Defined as physical measures, policies, and procedures for protecting electronic information systems and related equipment and buildings from natural/environmental hazards and unauthorized intrusion. Standards include:

  • Facilities’ access control — these are policies and procedures for limiting access to the facilities that house information systems.

  • Workstation use — addresses the appropriate business use of workstations, which can be any electronic computing device as well as electronic media stored in the immediate environment.

  • Workstation security — requires the implementation of physical safeguards for workstations that access ePHI.

  • Device and media controls — requires policies and procedures for the removal of hardware and electronic media containing ePHI in and out of the facility and within the facility.

Technical Safeguards:

Defined as the technology and the policies and procedures for the technology’s use that collectively protect ePHI as well as control access to it.  Standards include:

  • Access — refers to the ability/means to read, write, modify, and communicate the patient data and includes files, systems, and applications. Includes access procedures as well as data encryption.

  • Audit controls — mechanisms and tools for recording and examining user access activity pertaining to ePHI within the systems which maintain PHI.

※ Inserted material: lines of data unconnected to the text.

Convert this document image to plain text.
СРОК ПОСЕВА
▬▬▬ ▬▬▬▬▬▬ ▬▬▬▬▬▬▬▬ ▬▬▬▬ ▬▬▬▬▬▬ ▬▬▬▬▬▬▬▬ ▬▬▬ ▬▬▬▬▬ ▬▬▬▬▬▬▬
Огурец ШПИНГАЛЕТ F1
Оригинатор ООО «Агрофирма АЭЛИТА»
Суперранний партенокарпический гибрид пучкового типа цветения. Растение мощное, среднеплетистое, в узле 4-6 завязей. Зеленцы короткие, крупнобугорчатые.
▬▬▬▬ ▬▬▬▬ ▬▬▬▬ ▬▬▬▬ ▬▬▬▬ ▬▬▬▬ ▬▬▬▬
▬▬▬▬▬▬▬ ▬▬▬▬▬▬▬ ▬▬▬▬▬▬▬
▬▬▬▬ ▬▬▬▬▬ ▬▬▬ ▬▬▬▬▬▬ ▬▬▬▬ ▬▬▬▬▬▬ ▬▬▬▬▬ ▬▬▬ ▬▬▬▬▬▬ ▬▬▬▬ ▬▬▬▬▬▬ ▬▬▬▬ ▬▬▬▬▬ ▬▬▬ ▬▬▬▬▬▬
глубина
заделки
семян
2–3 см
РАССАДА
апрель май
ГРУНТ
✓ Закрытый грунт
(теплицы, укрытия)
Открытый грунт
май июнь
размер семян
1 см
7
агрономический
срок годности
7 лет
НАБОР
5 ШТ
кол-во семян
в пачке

  • Authentication — requires the verification of the identity of the entity or individual seeking access to the protected data.

Each organization has to determine what are reasonable and appropriate security measures based on its own user environment and application is use. While there is definitely a cost associated with protecting patient PHI, HHS has consistently placed an emphasis on performing annual security risk assessments and implementing mitigation plans to manage the risks.